= Otjiwarongo Constituency =

Electoral constituency in the Otjozondjupa region of Namibia

Otjiwarongo constituency (red) in the Otjozondjupa Region

Otjiwarongo Constituency is an electoral constituency in the Otjozondjupa Region of Namibia. It had 22,614 inhabitants in 2004 and 22,931 registered voters in 2020. The constituency consists of the town of Otjiwarongo and the surrounding rural area. The only other proclaimed settlement in the constituency is Kalkfeld.

==Politics==
Otjiwarongo is traditionally a stronghold of the South West Africa People's Organization (SWAPO) party. In the 2004 regional election, SWAPO candidate Ferdinand Frederich Kavetuna received 3,767 of the 6,758 votes cast and became councillor. In the 2010 regional election, former Otjiwarongo mayor Otto Ipinge of the SWAPO Party was elected to the Otjozondjupa Regional Council. The 2015 regional election was also won by the SWAPO candidate. Julius Neumbo gained 4,565 votes, followed by Esmerelda Esme ǃAebes of the Democratic Turnhalle Alliance (DTA) with 1,254 votes and Chris Katjivive of the National Unity Democratic Organisation (NUDO) with 597 votes.
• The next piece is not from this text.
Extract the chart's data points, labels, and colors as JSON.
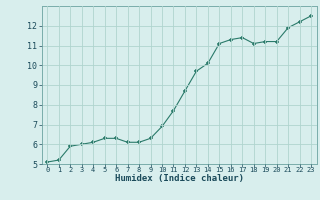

After councillor Neumbo died in 2019, a by-election was run in March 2020. Again the SWAPO candidate won. Marlyn Mbakera obtained 2,910 votes, ahead of independent candidate Erastus Mbumba (1,020 votes) and Sebeteus Guiteb of the Landless People's Movement (LPM, a new party registered in 2018, 752 votes). Councillor Mbakera was re-elected in the 2020 regional election. She received 4,173 votes, well ahead of Erastus Mbumba, now of the Independent Patriots for Change (IPC), a party formed in August 2020, who obtained 1,592 votes. Asariel Iilonga of the Popular Democratic Movement (PDM, the new name of the DTA) came third with 721 votes, followed by Lazarus Januarie (LPM, 524 votes) and Johannes Nauiseb (NUDO, 450 votes).